This is, once again, one of those books that I'm unsure why I bought other than I heard about it from somewhere and thought, okay, this is a book that maybe I should read. The book is actually 7 short stories, the main one being The Yellow Wallpaper, and the reason I bought this book. This, I recalled, was the story I had heard about.

When I read the stories, I stopped after each of the stories to ponder them, get a feel for the message being sent, and well, to be honest, read the stories as if I were in English class in high school. I read them, asked the various questions, who, what, why, what is the context, what is being said, why is this important, how has the context changed over the last 100 years?

So, the seven stories:

  1. The Yellow Wallpaper

    This is the main story of the collection and the one from Gilman is the most well known. It's the story of a woman who moves to a house and essentially isolated "for her health." It is a fascinating description of a woman's descent into psychosis, well written and more than a little creepy. It is also a commentary on the crappy system of isolating women "for their health" (isolation is considered torture these days), along with how society continually ignoring women's opinions in favour of men's "because men know better." I sat with the story for a bit before looking up the analyses on the story, and I hit the top two main interpretations. The other interpretations required a better understanding of Gilman's life, so I'm okay having missed them.

  2. Three Thanksgivings

    This is the story of a woman who has two adult kids, each of whom want her to sell her gigantic house and move in with them. Problem is, both kids are selfish and neither wants what is best for the mom. To make things worse, the mom has a mortgage on her giant house, one coming due in 2 years, so she's running out of time to save her house, her huge house that she grew up in, raised two kids in, and loves. The story has a nice ending.

  3. The Cottagette

    Nice endings seem to be Gilman's desire. Nice endings are definitely not life, but they are nice escapes from the ugliness of life. This story is about a woman and her friend who find peace and delight in a remote cabin on a boarding property, where breakfast is a short walk away, but the world is their own, with fields of flowers and forests to enjoy.
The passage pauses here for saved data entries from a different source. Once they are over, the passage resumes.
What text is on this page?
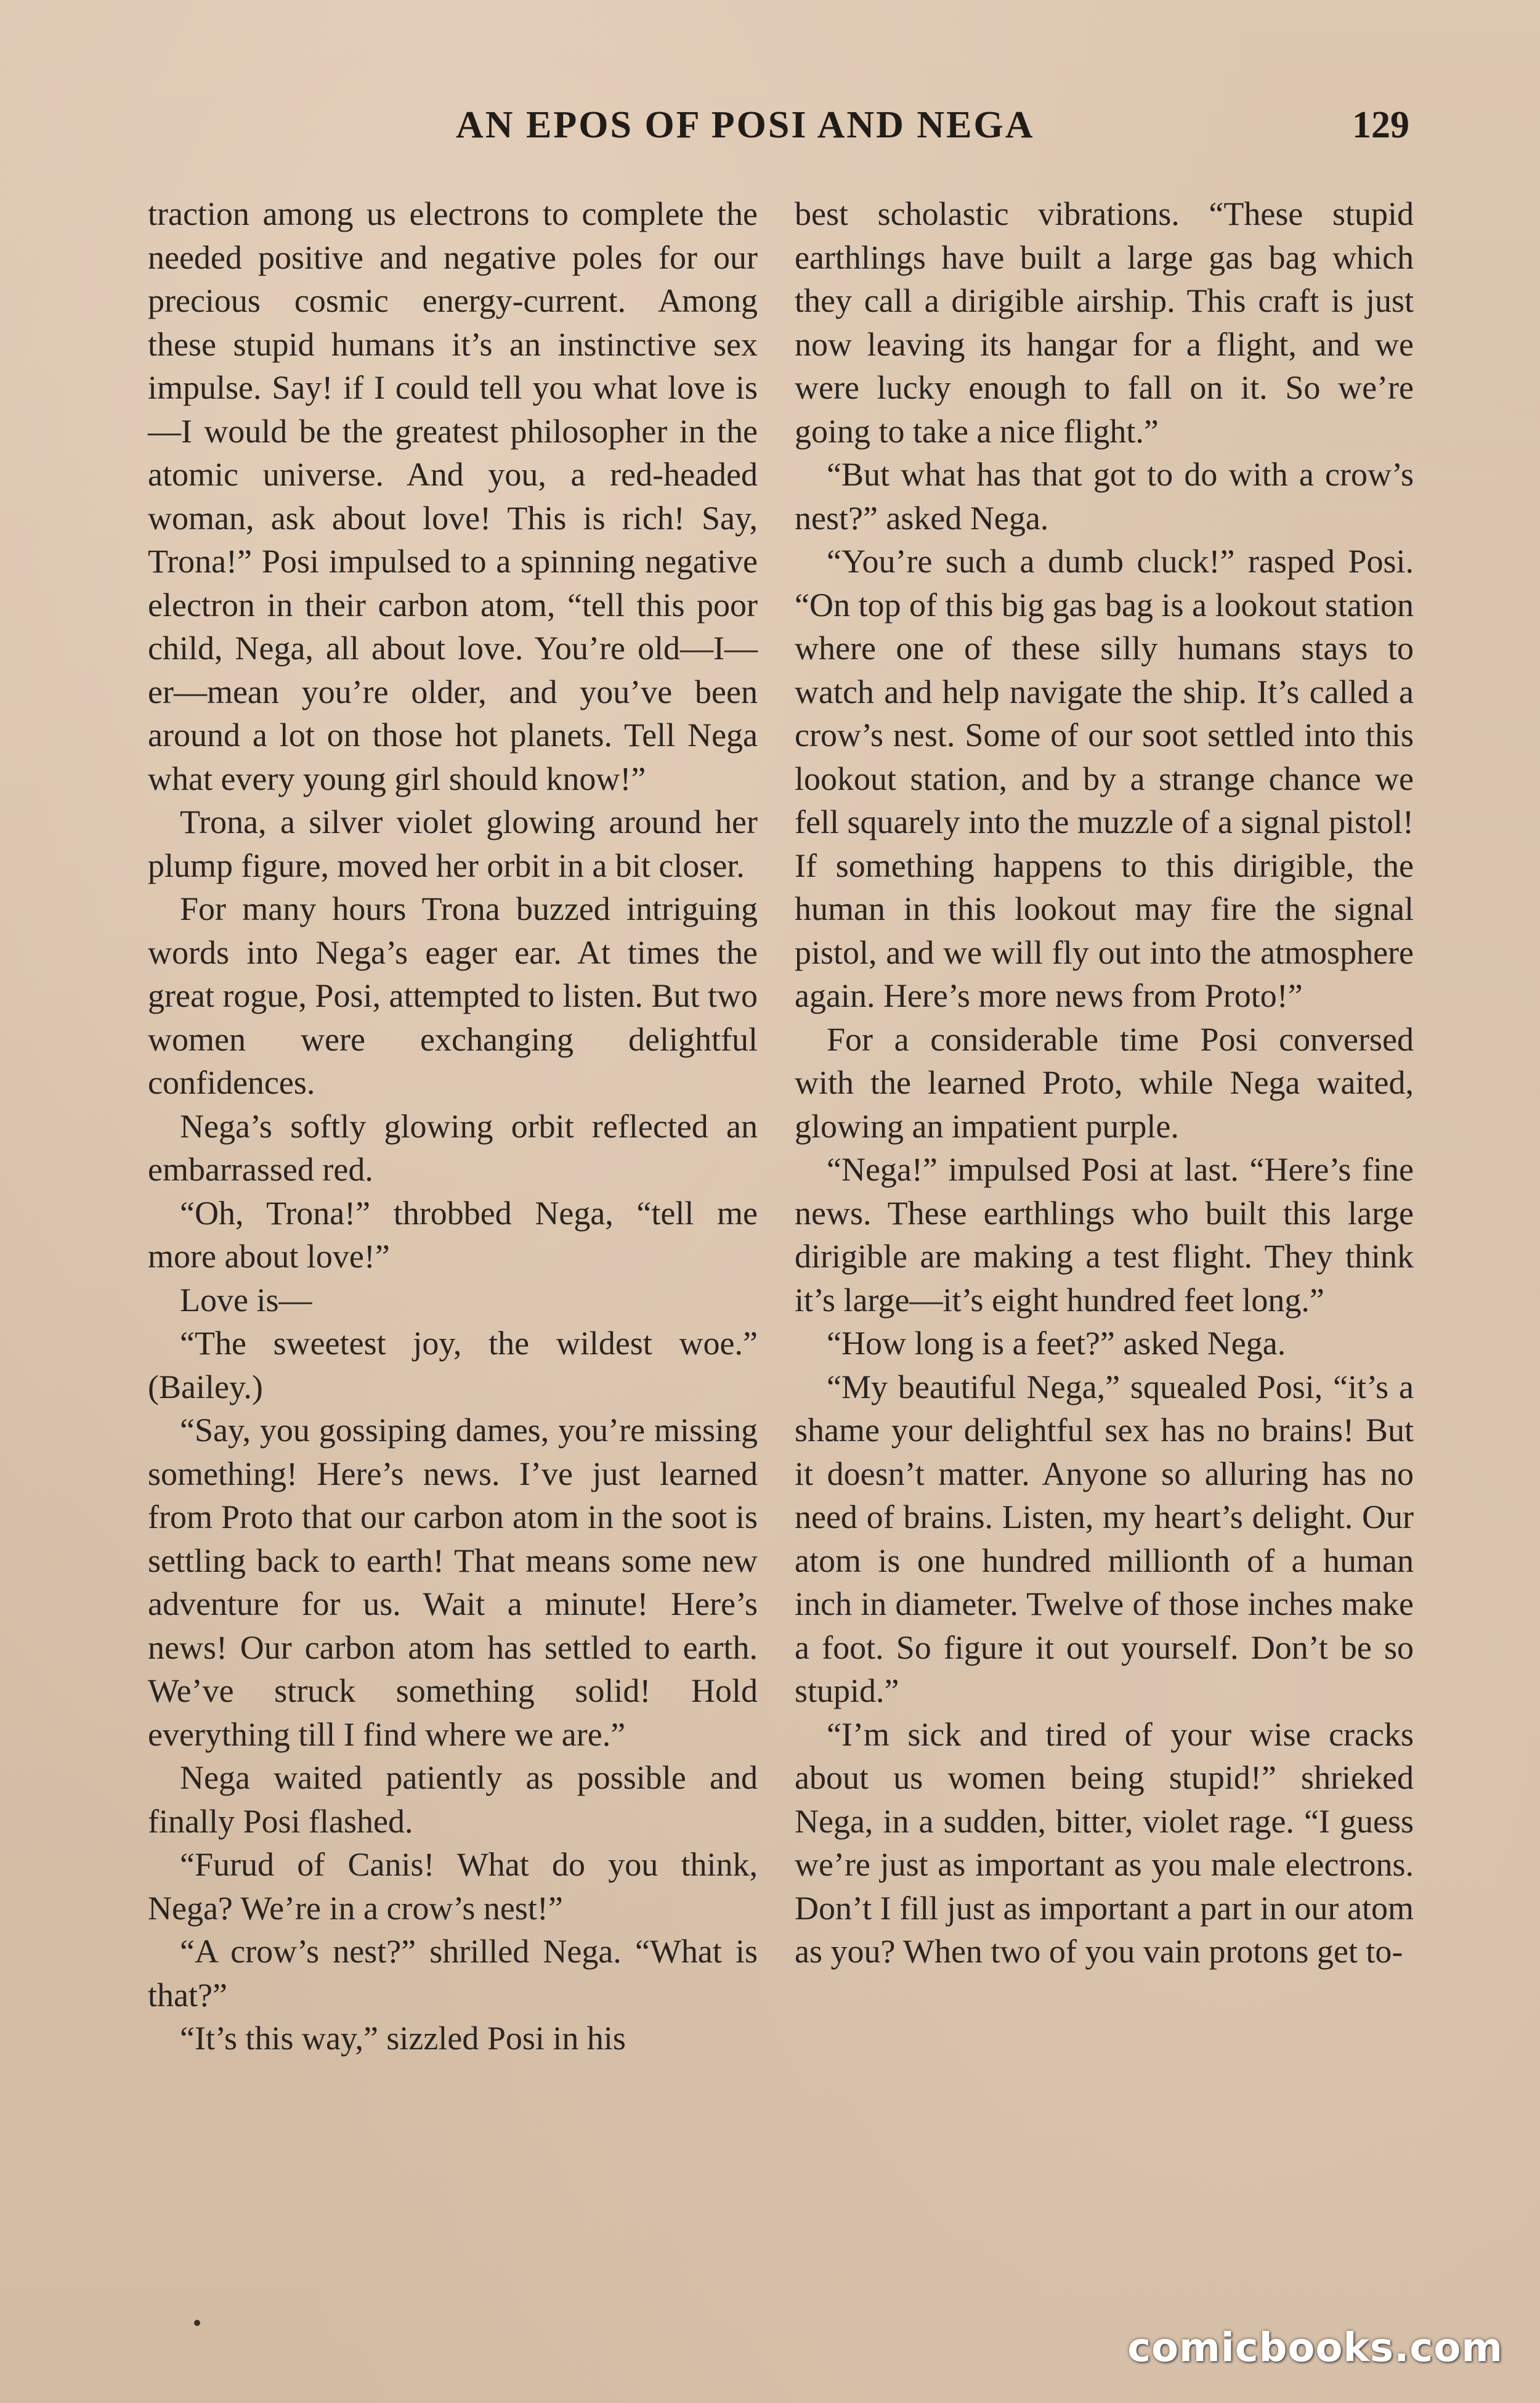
AN EPOS OF POSI AND NEGA	129

traction among us electrons to complete the needed positive and negative poles for our precious cosmic energy-current. Among these stupid humans it’s an instinctive sex impulse. Say! if I could tell you what love is—I would be the greatest philosopher in the atomic universe. And you, a red-headed woman, ask about love! This is rich! Say, Trona!” Posi impulsed to a spinning negative electron in their carbon atom, “tell this poor child, Nega, all about love. You’re old—I—er—mean you’re older, and you’ve been around a lot on those hot planets. Tell Nega what every young girl should know!”

Trona, a silver violet glowing around her plump figure, moved her orbit in a bit closer.

For many hours Trona buzzed intriguing words into Nega’s eager ear. At times the great rogue, Posi, attempted to listen. But two women were exchanging delightful confidences.

Nega’s softly glowing orbit reflected an embarrassed red.

“Oh, Trona!” throbbed Nega, “tell me more about love!”

Love is—

“The sweetest joy, the wildest woe.” (Bailey.)

“Say, you gossiping dames, you’re missing something! Here’s news. I’ve just learned from Proto that our carbon atom in the soot is settling back to earth! That means some new adventure for us. Wait a minute! Here’s news! Our carbon atom has settled to earth. We’ve struck something solid! Hold everything till I find where we are.”

Nega waited patiently as possible and finally Posi flashed.

“Furud of Canis! What do you think, Nega? We’re in a crow’s nest!”

“A crow’s nest?” shrilled Nega. “What is that?”

“It’s this way,” sizzled Posi in his

best scholastic vibrations. “These stupid earthlings have built a large gas bag which they call a dirigible airship. This craft is just now leaving its hangar for a flight, and we were lucky enough to fall on it. So we’re going to take a nice flight.”

“But what has that got to do with a crow’s nest?” asked Nega.

“You’re such a dumb cluck!” rasped Posi. “On top of this big gas bag is a lookout station where one of these silly humans stays to watch and help navigate the ship. It’s called a crow’s nest. Some of our soot settled into this lookout station, and by a strange chance we fell squarely into the muzzle of a signal pistol! If something happens to this dirigible, the human in this lookout may fire the signal pistol, and we will fly out into the atmosphere again. Here’s more news from Proto!”

For a considerable time Posi conversed with the learned Proto, while Nega waited, glowing an impatient purple.

“Nega!” impulsed Posi at last. “Here’s fine news. These earthlings who built this large dirigible are making a test flight. They think it’s large—it’s eight hundred feet long.”

“How long is a feet?” asked Nega.

“My beautiful Nega,” squealed Posi, “it’s a shame your delightful sex has no brains! But it doesn’t matter. Anyone so alluring has no need of brains. Listen, my heart’s delight. Our atom is one hundred millionth of a human inch in diameter. Twelve of those inches make a foot. So figure it out yourself. Don’t be so stupid.”

“I’m sick and tired of your wise cracks about us women being stupid!” shrieked Nega, in a sudden, bitter, violet rage. “I guess we’re just as important as you male electrons. Don’t I fill just as important a part in our atom as you? When two of you vain protons get to-

comicbooks.com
Along comes a man the woman likes, and the woman, at her friend's insistence, begins changing to win the man over. She wins the man over, with a twist. And, of course, a happy ending.

  4. Turned

    Okay, now this one hit me hard. Wife. Husband. Servants. Husband goes away, servant gets sick, author implies a bunch, things get weird. This one gave me chills, reading it.

  5. Making a Change

    This one also gave me chills, but for a different reason. Still. Chills. A woman is clearly suffering postpartum depression. Her mother-in-law lives with her and her husband. The new mother is not an experienced mother, though trying hard to "do it all," having sacrificed herself, her dreams, and her desires for her husband and child. She hits the breaking point, gives her mother-in-law the child, and leaves to commit suicide. Her mother-in-law figures out what is going on before the new mother succeeds, and changes happen. Except not everyone is so excited about the changes: in a society where a man supports is mother and wife and children, he's less of a man if any of them have to work, even when said people want to work. An interesting contrast at how society has changed. Well, "changed."

  6. If I Were a Man

    Okay, this one is obvious. A wife becomes her husband, sees the world through the granted privileges of being white and male, such power! She, as her husband, causes him to stand up for women, despite the full-on ragging about how daft and stupid women are. She comes away with less of a need to prim and buy shit, he comes away with an understanding that women are people, too, and any particular preening and primping that happens is because men insist on it happening.

  7. Mr. Peebles' Heart

    Happy endings, right? Right. This story is about a man who has done his duty all of his life, and his "meddling" sister-in-law who sets him free. Said sister-in-law is pretty wonderful. I want to grow up to be just like her.